Generally, the courts have ruled that Section 7 of the NLRA gives employees the right to:
- discuss union membership and read and distribute union literature during nonwork time in nonwork areas, such as an employee lounge
- sign a card asking your employer to recognize your union and bargain with it, sign petitions and grievances concerning employment terms and conditions, and ask your coworkers to sign petitions and grievances, and
- display your prounion sentiments by wearing message-bearing items such as hats, pins, and T-shirts on the job.
Most courts have also ruled that Section 8 of the NLRA means that an employer may not:
- grant or promise employees promotions, pay raises, desirable work assignments, or other special favors if they oppose unionizing efforts
- close down a work site or transfer work or reduce benefits to pressure employees not to support unionization, or
- dismiss, harass, reassign, or otherwise punish or discipline employees—or threaten to—if they support unionization.
If a group of employees wishes to campaign for unionization of their jobs, the best place to begin is by contacting a union that might be interested and proposing the idea.

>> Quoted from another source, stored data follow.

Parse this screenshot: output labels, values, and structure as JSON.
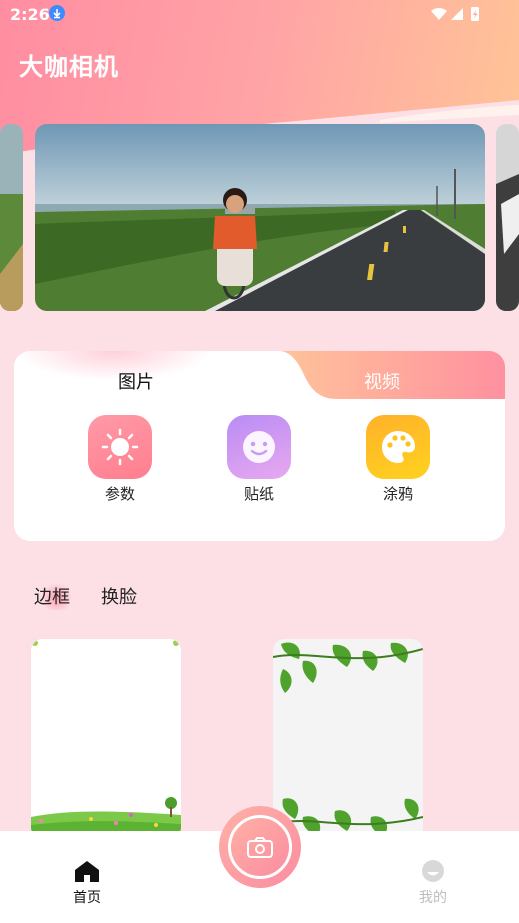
{
  "status_bar": {
    "time": "2:26"
  },
  "app": {
    "title": "大咖相机"
  },
  "tabs": {
    "photo": "图片",
    "video": "视频",
    "active": "图片"
  },
  "tools": [
    {
      "label": "参数",
      "icon": "sun-icon",
      "color": "#ff8e99"
    },
    {
      "label": "贴纸",
      "icon": "smiley-icon",
      "color": "#c79af7"
    },
    {
      "label": "涂鸦",
      "icon": "palette-icon",
      "color": "#ffc21a"
    }
  ],
  "sub_tabs": {
    "frame": "边框",
    "face_swap": "换脸",
    "active": "边框"
  },
  "bottom_nav": {
    "home": "首页",
    "mine": "我的"
  },
  "colors": {
    "accent": "#fb8da0",
    "background": "#fde0e6"
  }
}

Unions are usually listed in the yellow pages of your local telephone directory under Labor Organizations. Don’t let their names discourage you. It is not unusual for meat packers to belong to the United Steel Workers, for example, or for office workers to belong to the Teamsters union, which originally represented freight drivers. The only practical way to determine which unions might be interested in unionizing your workplace is to call and ask.
If the union you approach is interested, it will assign professional organizers who will guide you through the rest of the process. If it is not interested—perhaps because your employer is too small or because you work in an industry with which it is not comfortable—that union should be able to suggest another one that would be more appropriate for you to contact. If not, contact the American Federation of Labor and Congress of Industrial Organizations (AFL-CIO), www.aflcio.org.
The National Labor Relations Act allows you to form your own, independent union to represent only the workers at your place of employment without affiliating with any established union. Such unions exist, but the complexities of labor law and the cost of running an independent union typically make them unfeasible in all but the largest companies.